Moreover, I’m quite concerned that poorly designed entitlement programs will lead to fiscal disaster.

And I’m especially irked that Obama made the problem worse by ramming through yet another misguided and costly health care entitlement.

Given this background, you can imagine that I was very interested (and depressed) to see that Veronique de Rugy of the Mercatus Center put together some very important charts and analysis based on new fiscal policy projections.

After crunching the new numbers from CBO, here’s her bottom line conclusion.

…data from the Congressional Budget Office’s (CBO) recently released update to its Budget and Economic Outlook to show the trends and components of projected revenue and outlay increases. …growing entitlement obligations and net interest payments are projected to push outlays (spending) to grow faster than revenues over much of the next decade.
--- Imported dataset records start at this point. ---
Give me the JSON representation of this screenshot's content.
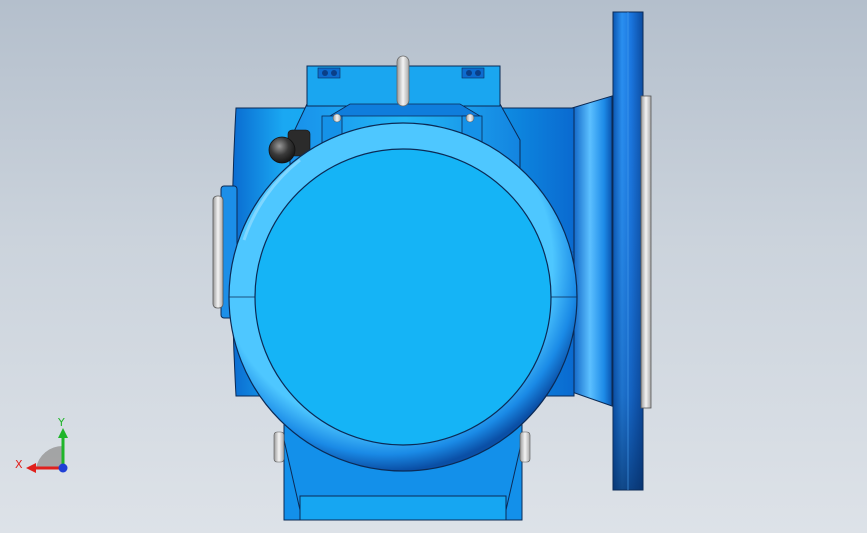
{
  "viewport": {
    "background_top": "#b4bfcc",
    "background_bottom": "#dde2e8"
  },
  "model": {
    "color_main": "#16b4f5",
    "color_dark": "#0a5eb8",
    "color_edge": "#0b2a55",
    "color_metal": "#e8e8e8"
  },
  "triad": {
    "x_label": "X",
    "y_label": "Y",
    "x_color": "#e0201c",
    "y_color": "#1fb52a",
    "z_color": "#1f3fd6"
  }
}
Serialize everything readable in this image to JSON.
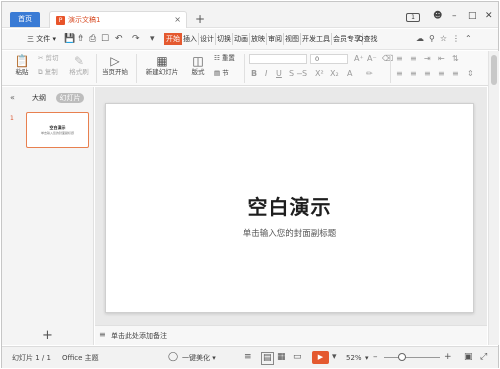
{
  "titlebar": {
    "home_tab": "首页",
    "doc_tab": "演示文稿1",
    "close_glyph": "×",
    "add_glyph": "+",
    "badge": "1",
    "minimize": "–",
    "maximize": "□",
    "close": "✕"
  },
  "menubar": {
    "file": "三 文件 ▾",
    "tabs": [
      "开始",
      "插入",
      "设计",
      "切换",
      "动画",
      "放映",
      "审阅",
      "视图",
      "开发工具",
      "会员专享"
    ],
    "active_tab": "开始",
    "search": "Q查找"
  },
  "ribbon": {
    "paste": "粘贴",
    "cut": "剪切",
    "copy": "复制",
    "format_painter": "格式刷",
    "from_current": "当页开始",
    "new_slide": "新建幻灯片",
    "layout": "版式",
    "section": "节",
    "reset": "重置",
    "font_size": "0"
  },
  "left_panel": {
    "outline_tab": "大纲",
    "slides_tab": "幻灯片",
    "slide_number": "1",
    "thumb_title": "空白演示",
    "thumb_subtitle": "单击输入您的封面副标题",
    "add_glyph": "+"
  },
  "slide": {
    "title": "空白演示",
    "subtitle": "单击输入您的封面副标题"
  },
  "notes": {
    "placeholder": "单击此处添加备注"
  },
  "statusbar": {
    "slide_count": "幻灯片 1 / 1",
    "theme": "Office 主题",
    "beautify": "一键美化 ▾",
    "zoom": "52%",
    "zoom_level": 0.52
  },
  "colors": {
    "accent": "#e4592f",
    "home_tab": "#3a7bd5"
  }
}
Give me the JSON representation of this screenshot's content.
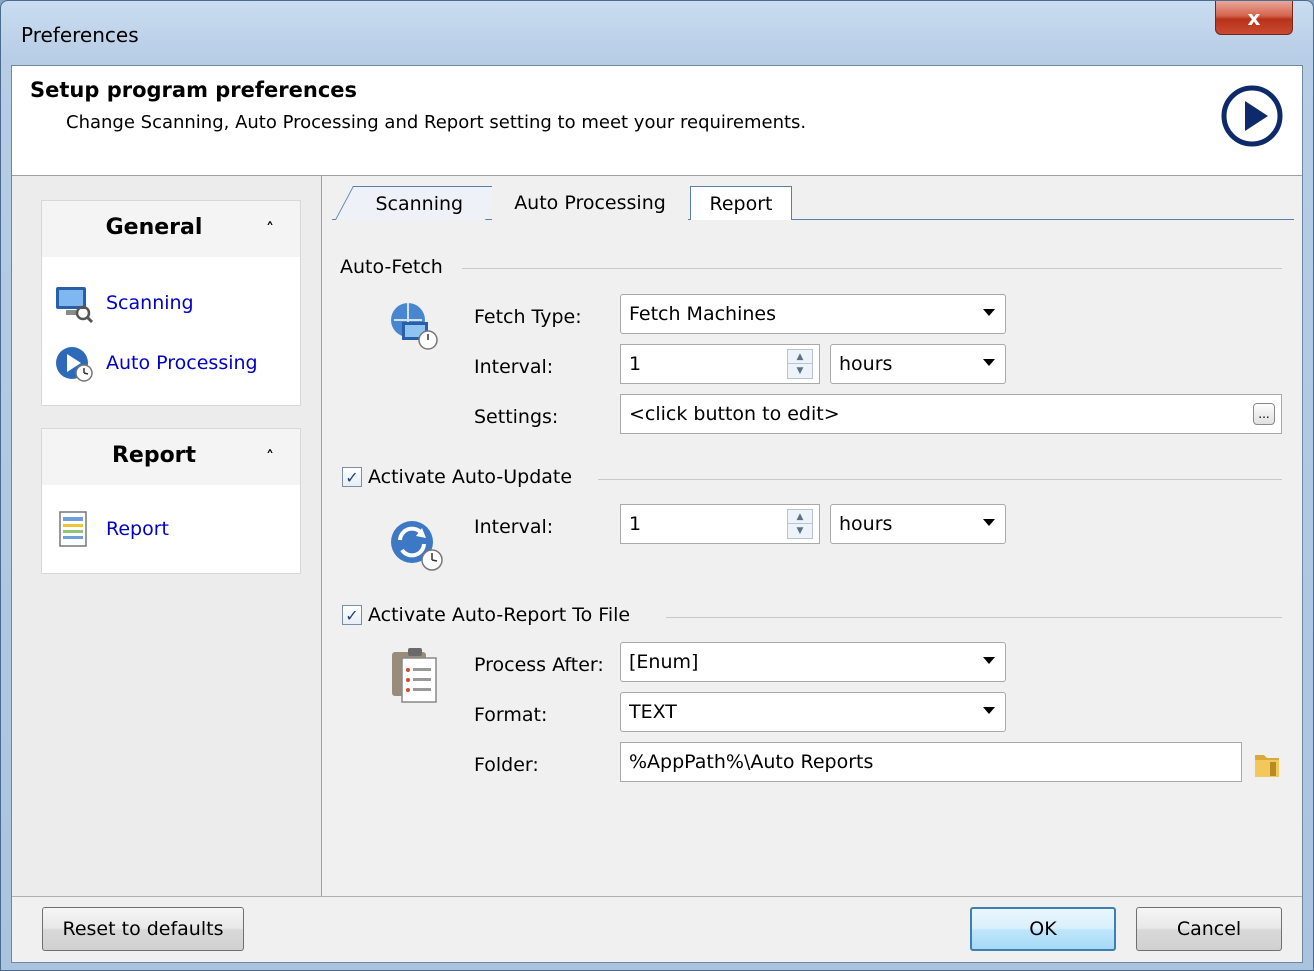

She also produced a chart showing the ever-rising burden of both taxes and spending. Pay close attention to how the numbers get worse at a rapid rate over the next 10 years.

There are two important takeaways from this data.

First, it should be abundantly clear that Washington is not suffering from inadequate tax revenue. Receipts are projected to rise in nominal dollars, in inflation-adjusted dollars, and as a share of GDP.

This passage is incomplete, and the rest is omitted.